だったらいいじゃない。好きなら、いいじゃない。こうして、好きでい続けられるのなら、いいじゃない。
それこそ、とても素晴らしいことで、とてもうらやましい。
しかし、願望と現実の境目がどのへんにあるかで、いささか見る目も違ってきますよ。微苦笑からジト目を経由して白目剥くまで如何様にも。

【はがない】シリーズ長く続いていたけれど、本作はちょいと巻き戻って【ラノベ部】を彷彿とされる掌編をわんさと詰め込んで、様々なシチュエーションで登場人物を動かしその魅力を盛り上げていくという形式で、こうして読むとやっぱり自分は好みとしてはこっちの方が好きなんだなあ。

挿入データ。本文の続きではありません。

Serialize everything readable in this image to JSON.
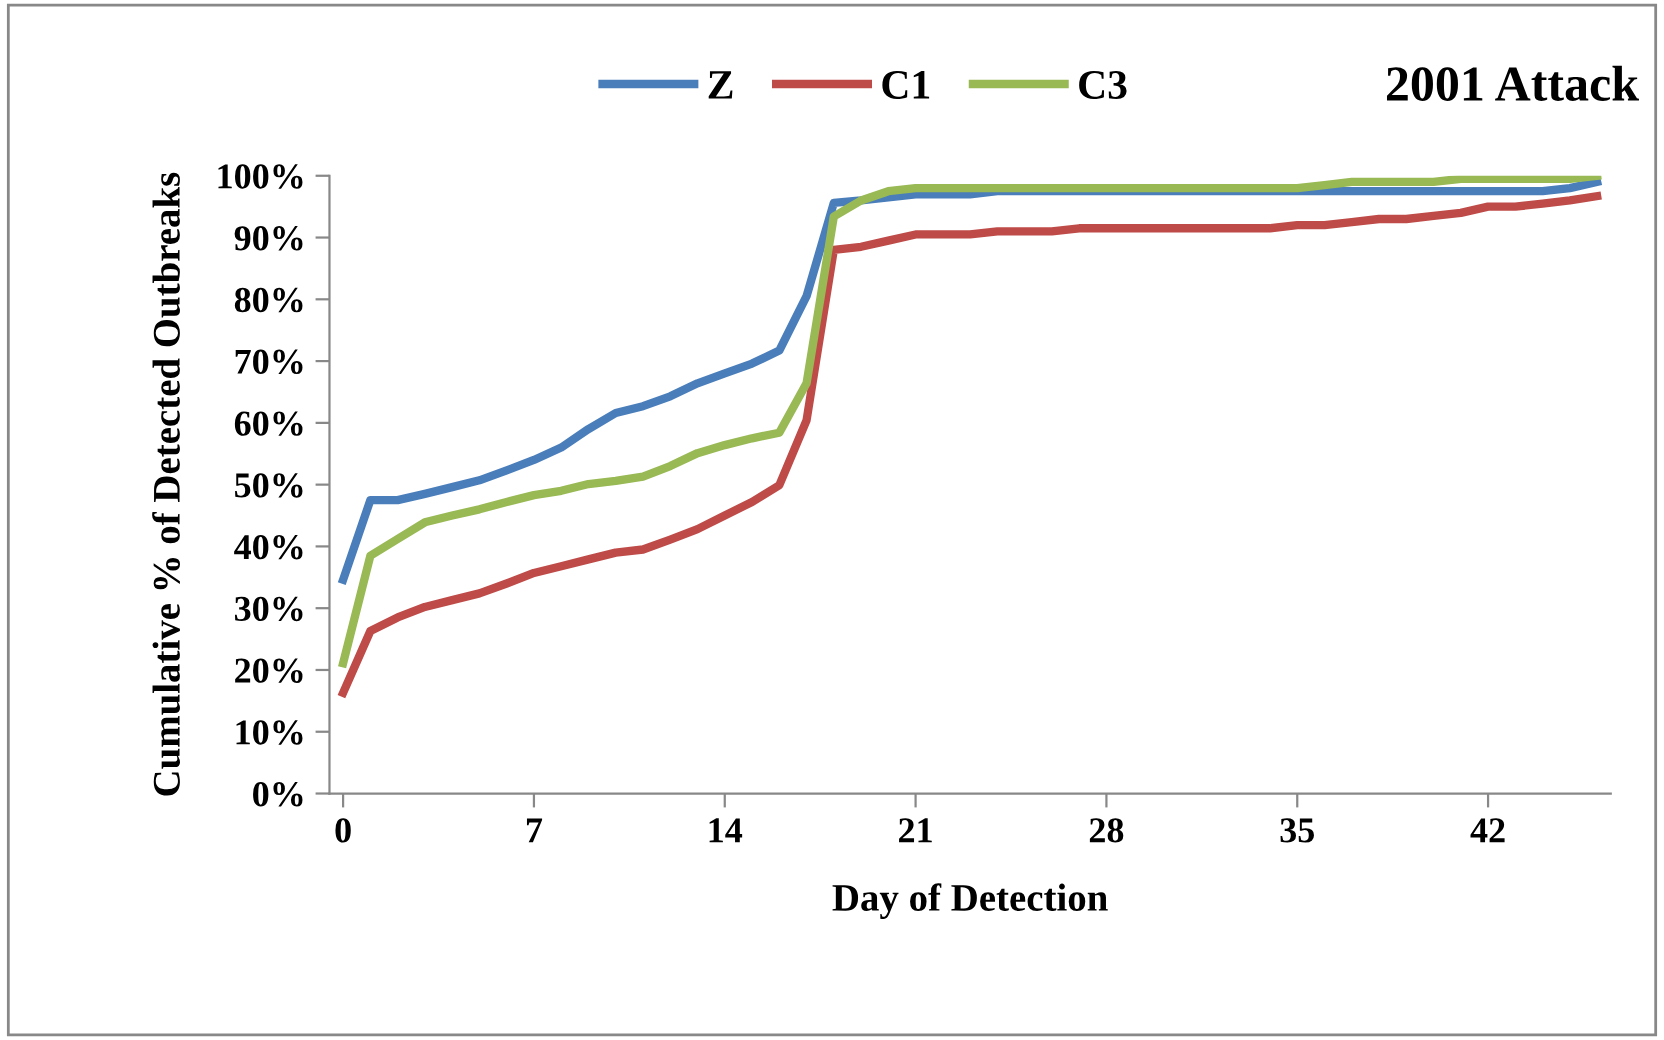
{
  "chart_data": {
    "type": "line",
    "title": "2001 Attack",
    "xlabel": "Day of Detection",
    "ylabel": "Cumulative % of Detected Outbreaks",
    "x": [
      0,
      1,
      2,
      3,
      4,
      5,
      6,
      7,
      8,
      9,
      10,
      11,
      12,
      13,
      14,
      15,
      16,
      17,
      18,
      19,
      20,
      21,
      22,
      23,
      24,
      25,
      26,
      27,
      28,
      29,
      30,
      31,
      32,
      33,
      34,
      35,
      36,
      37,
      38,
      39,
      40,
      41,
      42,
      43,
      44,
      45,
      46
    ],
    "series": [
      {
        "name": "Z",
        "color": "#4a7ebb",
        "values": [
          34.6,
          47.5,
          47.5,
          48.5,
          49.6,
          50.7,
          52.3,
          54,
          56,
          59,
          61.6,
          62.7,
          64.3,
          66.4,
          68,
          69.6,
          71.7,
          80.5,
          95.6,
          96,
          96.5,
          97,
          97,
          97,
          97.5,
          97.5,
          97.5,
          97.5,
          97.5,
          97.5,
          97.5,
          97.5,
          97.5,
          97.5,
          97.5,
          97.5,
          97.5,
          97.5,
          97.5,
          97.5,
          97.5,
          97.5,
          97.5,
          97.5,
          97.5,
          98,
          99
        ]
      },
      {
        "name": "C1",
        "color": "#be4b48",
        "values": [
          16.3,
          26.3,
          28.5,
          30.2,
          31.3,
          32.4,
          34,
          35.7,
          36.8,
          37.9,
          39,
          39.5,
          41.1,
          42.8,
          45,
          47.2,
          49.9,
          60.4,
          88,
          88.5,
          89.5,
          90.5,
          90.5,
          90.5,
          91,
          91,
          91,
          91.5,
          91.5,
          91.5,
          91.5,
          91.5,
          91.5,
          91.5,
          91.5,
          92,
          92,
          92.5,
          93,
          93,
          93.5,
          94,
          95,
          95,
          95.5,
          96,
          96.7
        ]
      },
      {
        "name": "C3",
        "color": "#98b954",
        "values": [
          21.1,
          38.5,
          41.2,
          43.9,
          45,
          46,
          47.2,
          48.3,
          49,
          50.1,
          50.6,
          51.3,
          53,
          55.1,
          56.4,
          57.5,
          58.4,
          66.4,
          93.4,
          96,
          97.5,
          98,
          98,
          98,
          98,
          98,
          98,
          98,
          98,
          98,
          98,
          98,
          98,
          98,
          98,
          98,
          98.5,
          99,
          99,
          99,
          99,
          99.5,
          99.5,
          99.5,
          99.5,
          99.5,
          100
        ]
      }
    ],
    "xlim": [
      -0.5,
      46.5
    ],
    "xticks": [
      0,
      7,
      14,
      21,
      28,
      35,
      42
    ],
    "ylim": [
      0,
      100
    ],
    "yticks": [
      {
        "value": 0,
        "label": "0%"
      },
      {
        "value": 10,
        "label": "10%"
      },
      {
        "value": 20,
        "label": "20%"
      },
      {
        "value": 30,
        "label": "30%"
      },
      {
        "value": 40,
        "label": "40%"
      },
      {
        "value": 50,
        "label": "50%"
      },
      {
        "value": 60,
        "label": "60%"
      },
      {
        "value": 70,
        "label": "70%"
      },
      {
        "value": 80,
        "label": "80%"
      },
      {
        "value": 90,
        "label": "90%"
      },
      {
        "value": 100,
        "label": "100%"
      }
    ],
    "legend": "top",
    "grid": false,
    "marker": "none",
    "line_style": "solid"
  }
}
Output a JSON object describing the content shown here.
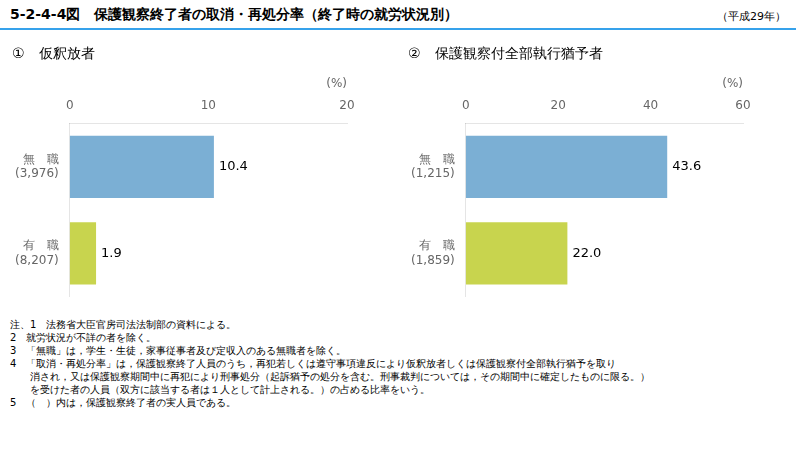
{
  "title": "5-2-4-4図　保護観察終了者の取消・再処分率（終了時の就労状況別）",
  "subtitle": "（平成29年）",
  "annotations": [
    "注、1　法務省大臣官房司法法制部の資料による。",
    "2　就労状況が不詳の者を除く。",
    "3　「無職」は，学生・生徒，家事従事者及び定収入のある無職者を除く。",
    "4　「取消・再処分率」は，保護観察終了人員のうち，再犯若しくは遵守事項違反により仮釈放者しくは保護観察付全部執行猶予を取り",
    "　　消され，又は保護観察期間中に再犯により刑事処分（起訴猶予の処分を含む。刑事裁判については，その期間中に確定したものに限る。）",
    "　　を受けた者の人員（双方に該当する者は１人として計上される。）の占める比率をいう。",
    "5　（　）内は，保護観察終了者の実人員である。"
  ],
  "chart_data": [
    {
      "type": "bar",
      "orientation": "horizontal",
      "title": "①　仮釈放者",
      "categories": [
        "無　職\n(3,976)",
        "有　職\n(8,207)"
      ],
      "values": [
        10.4,
        1.9
      ],
      "colors": [
        "#7bafd4",
        "#c8d44e"
      ],
      "xlabel": "(%)",
      "xlim": [
        0,
        20
      ],
      "xticks": [
        0,
        10,
        20
      ],
      "grid": false,
      "data_labels": true
    },
    {
      "type": "bar",
      "orientation": "horizontal",
      "title": "②　保護観察付全部執行猶予者",
      "categories": [
        "無　職\n(1,215)",
        "有　職\n(1,859)"
      ],
      "values": [
        43.6,
        22.0
      ],
      "value_labels": [
        "43.6",
        "22.0"
      ],
      "colors": [
        "#7bafd4",
        "#c8d44e"
      ],
      "xlabel": "(%)",
      "xlim": [
        0,
        60
      ],
      "xticks": [
        0,
        20,
        40,
        60
      ],
      "grid": false,
      "data_labels": true
    }
  ]
}
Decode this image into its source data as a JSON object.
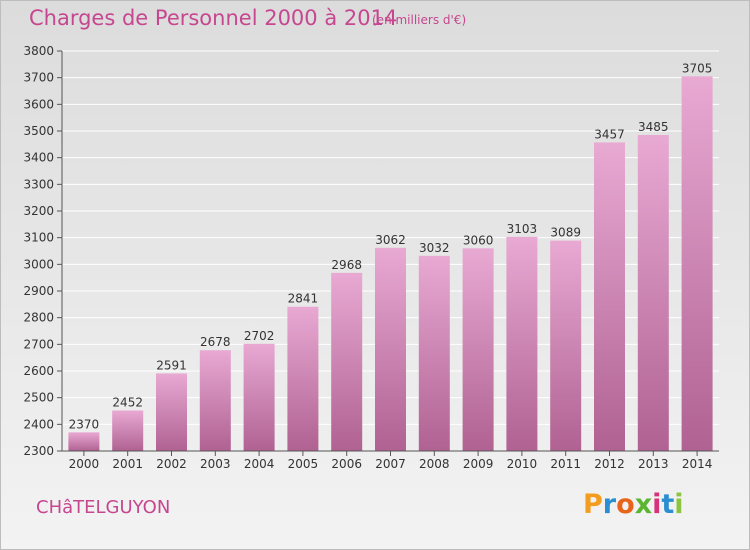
{
  "header": {
    "title": "Charges de Personnel 2000 à 2014",
    "unit": "(en milliers d'€)"
  },
  "footer": {
    "city": "CHâTELGUYON",
    "logo": {
      "letters": [
        "P",
        "r",
        "o",
        "x",
        "i",
        "t",
        "i"
      ],
      "colors": [
        "#f39c1e",
        "#2a8fd0",
        "#e8641b",
        "#5bb531",
        "#d6337a",
        "#2a8fd0",
        "#8bc53f"
      ]
    }
  },
  "colors": {
    "accent": "#c6478f",
    "bar_top": "#e8a9d3",
    "bar_bottom": "#b06292",
    "axis": "#555555",
    "grid": "#ffffff"
  },
  "chart_data": {
    "type": "bar",
    "categories": [
      "2000",
      "2001",
      "2002",
      "2003",
      "2004",
      "2005",
      "2006",
      "2007",
      "2008",
      "2009",
      "2010",
      "2011",
      "2012",
      "2013",
      "2014"
    ],
    "values": [
      2370,
      2452,
      2591,
      2678,
      2702,
      2841,
      2968,
      3062,
      3032,
      3060,
      3103,
      3089,
      3457,
      3485,
      3705
    ],
    "ylim": [
      2300,
      3800
    ],
    "yticks": [
      2300,
      2400,
      2500,
      2600,
      2700,
      2800,
      2900,
      3000,
      3100,
      3200,
      3300,
      3400,
      3500,
      3600,
      3700,
      3800
    ],
    "grid": true,
    "data_labels": true
  }
}
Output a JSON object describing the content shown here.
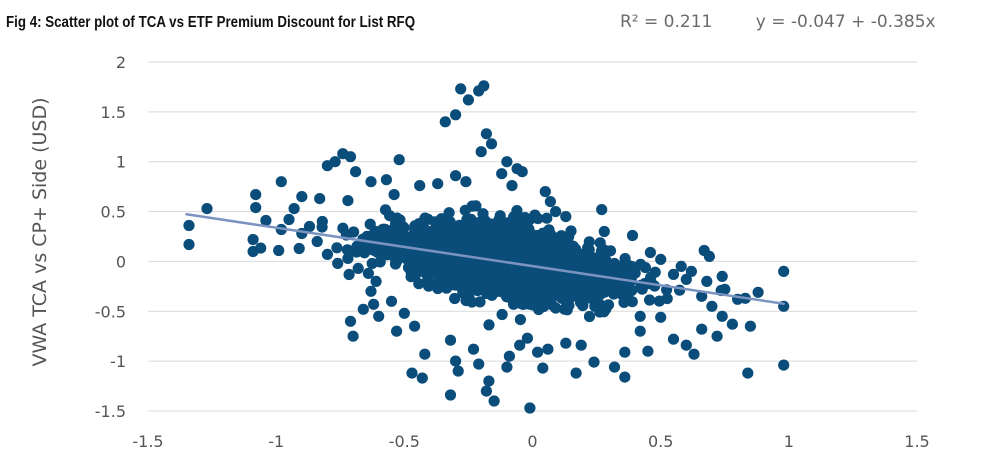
{
  "figure": {
    "title": "Fig 4: Scatter plot of TCA vs ETF Premium Discount for List RFQ",
    "r_squared_text": "R² = 0.211",
    "equation_text": "y = -0.047 + -0.385x"
  },
  "chart_data": {
    "type": "scatter",
    "title": "Fig 4: Scatter plot of TCA vs ETF Premium Discount for List RFQ",
    "xlabel": "",
    "ylabel": "VWA TCA vs CP+ Side (USD)",
    "xlim": [
      -1.5,
      1.5
    ],
    "ylim": [
      -1.5,
      2
    ],
    "x_ticks": [
      "-1.5",
      "-1",
      "-0.5",
      "0",
      "0.5",
      "1",
      "1.5"
    ],
    "y_ticks": [
      "2",
      "1.5",
      "1",
      "0.5",
      "0",
      "-0.5",
      "-1",
      "-1.5"
    ],
    "grid": "horizontal",
    "legend": "none",
    "colors": {
      "points": "#0b4d7a",
      "trendline": "#7a93c0",
      "grid": "#d9d9d9"
    },
    "trendline": {
      "intercept": -0.047,
      "slope": -0.385,
      "x_range": [
        -1.35,
        0.98
      ],
      "r_squared": 0.211
    },
    "points": [
      [
        -0.19,
        1.76
      ],
      [
        -0.21,
        1.71
      ],
      [
        -0.28,
        1.73
      ],
      [
        -0.25,
        1.62
      ],
      [
        -0.34,
        1.4
      ],
      [
        -0.3,
        1.47
      ],
      [
        -0.18,
        1.28
      ],
      [
        -0.16,
        1.18
      ],
      [
        -0.2,
        1.1
      ],
      [
        -0.1,
        1.0
      ],
      [
        -0.06,
        0.93
      ],
      [
        -0.04,
        0.9
      ],
      [
        -0.12,
        0.88
      ],
      [
        -0.52,
        1.02
      ],
      [
        -0.74,
        1.08
      ],
      [
        -0.71,
        1.05
      ],
      [
        -0.77,
        1.0
      ],
      [
        -0.8,
        0.96
      ],
      [
        -0.69,
        0.9
      ],
      [
        -0.57,
        0.82
      ],
      [
        -0.63,
        0.8
      ],
      [
        -0.98,
        0.8
      ],
      [
        -0.9,
        0.65
      ],
      [
        -0.83,
        0.63
      ],
      [
        -0.72,
        0.61
      ],
      [
        -0.54,
        0.67
      ],
      [
        -0.44,
        0.76
      ],
      [
        -0.37,
        0.78
      ],
      [
        -0.3,
        0.86
      ],
      [
        -0.26,
        0.8
      ],
      [
        -0.08,
        0.76
      ],
      [
        0.05,
        0.7
      ],
      [
        0.07,
        0.6
      ],
      [
        0.09,
        0.5
      ],
      [
        0.13,
        0.45
      ],
      [
        0.27,
        0.52
      ],
      [
        0.28,
        0.3
      ],
      [
        0.39,
        0.26
      ],
      [
        -1.34,
        0.36
      ],
      [
        -1.34,
        0.17
      ],
      [
        -1.27,
        0.53
      ],
      [
        -1.08,
        0.67
      ],
      [
        -1.08,
        0.54
      ],
      [
        -1.04,
        0.41
      ],
      [
        -1.09,
        0.22
      ],
      [
        -1.09,
        0.1
      ],
      [
        -0.99,
        0.11
      ],
      [
        -0.98,
        0.32
      ],
      [
        -0.93,
        0.53
      ],
      [
        -0.95,
        0.42
      ],
      [
        -0.9,
        0.28
      ],
      [
        -0.91,
        0.13
      ],
      [
        -0.87,
        0.35
      ],
      [
        -0.84,
        0.2
      ],
      [
        -0.82,
        0.4
      ],
      [
        -0.8,
        0.07
      ],
      [
        -0.76,
        -0.02
      ],
      [
        -0.72,
        0.03
      ],
      [
        -0.68,
        -0.07
      ],
      [
        -0.64,
        -0.12
      ],
      [
        -0.61,
        -0.2
      ],
      [
        -0.63,
        -0.3
      ],
      [
        -0.62,
        -0.43
      ],
      [
        -0.66,
        -0.48
      ],
      [
        -0.6,
        -0.55
      ],
      [
        -0.7,
        -0.75
      ],
      [
        -0.71,
        -0.6
      ],
      [
        -0.55,
        -0.4
      ],
      [
        -0.5,
        -0.52
      ],
      [
        -0.46,
        -0.65
      ],
      [
        -0.53,
        -0.7
      ],
      [
        -0.42,
        -0.93
      ],
      [
        -0.47,
        -1.12
      ],
      [
        -0.43,
        -1.17
      ],
      [
        -0.32,
        -0.79
      ],
      [
        -0.3,
        -1.0
      ],
      [
        -0.29,
        -1.1
      ],
      [
        -0.32,
        -1.34
      ],
      [
        -0.23,
        -0.88
      ],
      [
        -0.21,
        -1.03
      ],
      [
        -0.17,
        -1.2
      ],
      [
        -0.18,
        -1.3
      ],
      [
        -0.15,
        -1.4
      ],
      [
        -0.1,
        -1.06
      ],
      [
        -0.09,
        -0.95
      ],
      [
        -0.05,
        -0.84
      ],
      [
        -0.02,
        -0.77
      ],
      [
        -0.01,
        -1.47
      ],
      [
        0.02,
        -0.91
      ],
      [
        0.04,
        -1.07
      ],
      [
        0.06,
        -0.88
      ],
      [
        0.13,
        -0.82
      ],
      [
        0.19,
        -0.84
      ],
      [
        0.17,
        -1.12
      ],
      [
        0.24,
        -1.01
      ],
      [
        0.36,
        -0.91
      ],
      [
        0.32,
        -1.06
      ],
      [
        0.36,
        -1.16
      ],
      [
        0.42,
        -0.7
      ],
      [
        0.45,
        -0.9
      ],
      [
        0.5,
        -0.56
      ],
      [
        0.55,
        -0.78
      ],
      [
        0.6,
        -0.84
      ],
      [
        0.63,
        -0.93
      ],
      [
        0.66,
        -0.68
      ],
      [
        0.72,
        -0.75
      ],
      [
        0.78,
        -0.63
      ],
      [
        0.85,
        -0.65
      ],
      [
        0.74,
        -0.55
      ],
      [
        0.7,
        -0.45
      ],
      [
        0.66,
        -0.35
      ],
      [
        0.75,
        -0.28
      ],
      [
        0.8,
        -0.38
      ],
      [
        0.68,
        -0.2
      ],
      [
        0.62,
        -0.1
      ],
      [
        0.69,
        0.05
      ],
      [
        0.74,
        -0.15
      ],
      [
        0.67,
        0.11
      ],
      [
        0.98,
        -0.1
      ],
      [
        0.98,
        -0.45
      ],
      [
        0.98,
        -1.04
      ],
      [
        0.88,
        -0.31
      ],
      [
        0.84,
        -1.12
      ],
      [
        0.83,
        -0.37
      ],
      [
        0.46,
        0.09
      ],
      [
        0.5,
        0.02
      ],
      [
        0.55,
        -0.13
      ],
      [
        0.58,
        -0.05
      ],
      [
        0.6,
        -0.18
      ],
      [
        0.36,
        -0.4
      ],
      [
        0.42,
        -0.55
      ]
    ],
    "cluster": {
      "count": 2200,
      "seed": 7,
      "x_sd": 0.22,
      "noise_sd": 0.18,
      "x_range": [
        -1.2,
        0.95
      ],
      "y_range": [
        -1.45,
        0.95
      ]
    }
  }
}
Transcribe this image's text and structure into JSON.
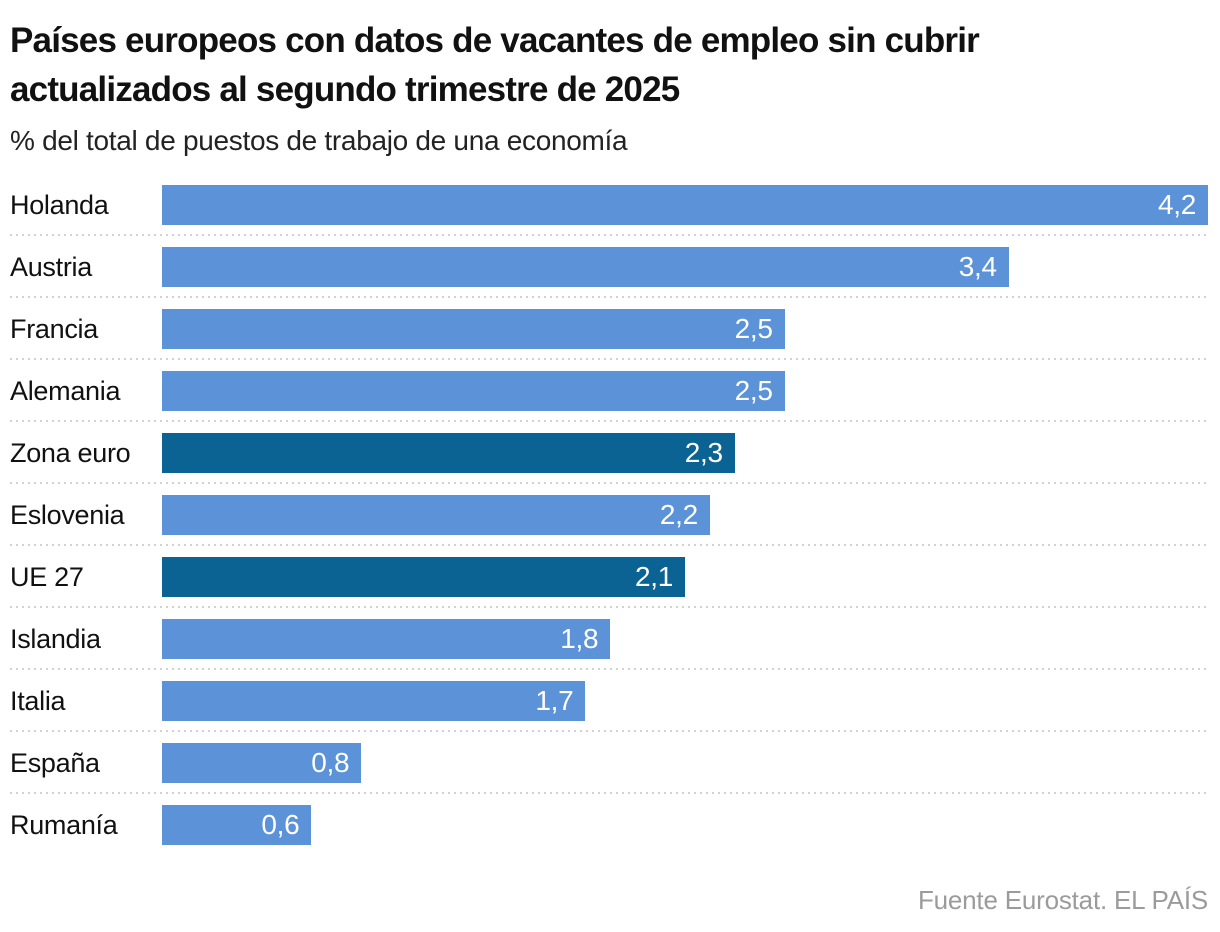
{
  "header": {
    "title_line1": "Países europeos con datos de vacantes de empleo sin cubrir",
    "title_line2": "actualizados al segundo trimestre de 2025",
    "subtitle": "% del total de puestos de trabajo de una economía"
  },
  "footer": {
    "source_label": "Fuente Eurostat",
    "brand": ". EL PAÍS"
  },
  "chart_data": {
    "type": "bar",
    "orientation": "horizontal",
    "title": "Países europeos con datos de vacantes de empleo sin cubrir actualizados al segundo trimestre de 2025",
    "subtitle_unit": "% del total de puestos de trabajo de una economía",
    "categories": [
      "Holanda",
      "Austria",
      "Francia",
      "Alemania",
      "Zona euro",
      "Eslovenia",
      "UE 27",
      "Islandia",
      "Italia",
      "España",
      "Rumanía"
    ],
    "values": [
      4.2,
      3.4,
      2.5,
      2.5,
      2.3,
      2.2,
      2.1,
      1.8,
      1.7,
      0.8,
      0.6
    ],
    "value_labels": [
      "4,2",
      "3,4",
      "2,5",
      "2,5",
      "2,3",
      "2,2",
      "2,1",
      "1,8",
      "1,7",
      "0,8",
      "0,6"
    ],
    "highlighted": [
      "Zona euro",
      "UE 27"
    ],
    "xlim": [
      0,
      4.2
    ],
    "grid": false,
    "legend": "none",
    "separator_style": "dotted",
    "colors": {
      "bar": "#5b92d8",
      "bar_highlight": "#0b6394",
      "value_text": "#ffffff",
      "separator": "#d2d2d2",
      "label_text": "#111111",
      "source_text": "#9b9b9b"
    }
  }
}
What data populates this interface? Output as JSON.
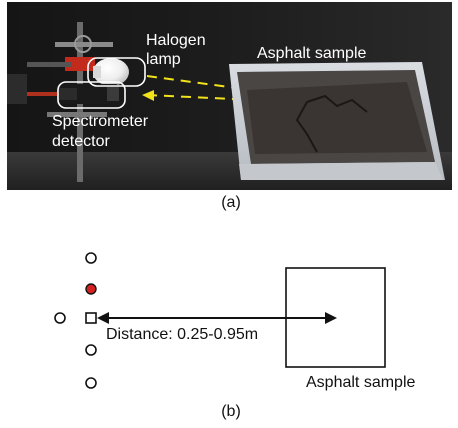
{
  "photo": {
    "lamp_label_line1": "Halogen",
    "lamp_label_line2": "lamp",
    "sample_label": "Asphalt sample",
    "detector_label_line1": "Spectrometer",
    "detector_label_line2": "detector",
    "caption": "(a)"
  },
  "diagram": {
    "distance_label": "Distance: 0.25-0.95m",
    "sample_label": "Asphalt sample",
    "caption": "(b)"
  },
  "colors": {
    "beam": "#f2e21a",
    "callout": "#ffffff",
    "active_position": "#d42020",
    "text": "#111111"
  }
}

でも、千尋くんの設定はあれなにがどうしてこうなってるんだろう。最初に身の危険でも感じてしまったんだろうか。実のところ、伊月が妹狂いというのは今のところ作品の味付けに過ぎず、核心には全くなっていないので、千尋くんの話も実際は対して重要なものとしては転がらないのかもしれないが。
伊月の、那由多に対するコンプレックスも不毛であって先行き皆無だしなあ。この辺一切転がさないまま終わってしまっても不思議なさそう。